All these changes will shape our present and our futures. Yet we haven’t a say in any one of those decisions. Economic cabals behind locked boardroom doors will see tiny numbers dictate huge aspects of our futures here. Time and again, these decisions made to for the exclusive self-benefit of those wealthy elites, at the expense of the rest of us.

If there’s anything we fundamentally need to take back control of, it’s our economy. We need more than just a voice for Scotland at the Brexit table - we need a real voice for us, the people of Scotland in getting the real Living Wage we all need, in providing and pricing the electricity and heating we all need, in making sure we have enough housing to provide the homes we all need.

Realistically these can only be achieved by writing the real Living Wage, now at some £10 per hour, into Law; by ultimately returning energy back into public hands; and by investing in a proper housing building programme.

Again and again polls have further proved how much how many of us know these things are necessary. Sadly though, I doubt Santa Claus will be delivering any of these, regardless of how many of have asked. It’s going to be up to all of us to work to see that by next Christmas, we’re a little bit closer to taking our future into our own hands.

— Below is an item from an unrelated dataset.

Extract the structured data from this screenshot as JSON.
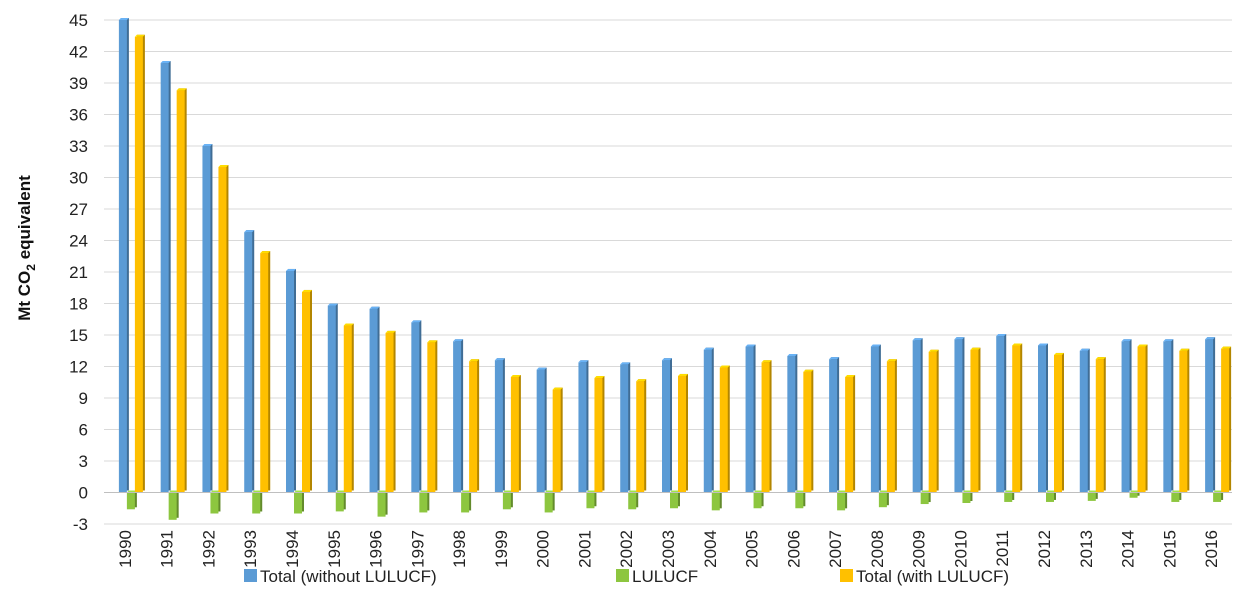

Calum Martin, National Co-chair Scottish Socialist Party, ​Edinburgh

I’M not quite sure why there is so much excitement about these “trade talks”. They can only be very limited in scope. My understanding is that the EU will only formalise any deal once the UK is a “third country”. Which means that nothing will be finalised until after March 29, 2019. Any discussions that have taken place before then could be rendered meaningless depending on whether the UK qualifies as a third country. So why the frantic focus on trade talks?

The suspicion must be that, as well as being desperate to draw a line under (or a veil over?) the issues of the Irish border, the divorce bill and citizens’ rights – the British Government is eager to get on with spinning the line that a future trading relationship has been secured that is as was promised by Brexiteers. As I recall,the idea was that the UK was going to shed all the obligations, responsibilities and costs of EU membership whilst retaining most, if not all, of the advantages and benefits.

The British political elite will be anxious to divert attention from the intractable problems, and the fact that they had totally failed to consider these problems, and start promoting the notion of successful negotiations winning a great deal for Britain. They won’t be so keen on questions which expose the tenuousness of that “great deal”. They won’t welcome any suggestion that their “trade deal” might be no more real than the agreement that was supposed to settle the Irish border issue.

The good news, from the British Government’s perspective, is that they can be fairly confident they won’t be subjected to any rigorous questioning by the media. They can be reasonably sure there will be no awkward questions about the substance or the solidity of the trade deal. They fully expect that the media British media will collude in the deception. And why should they not? Was it not ever thus?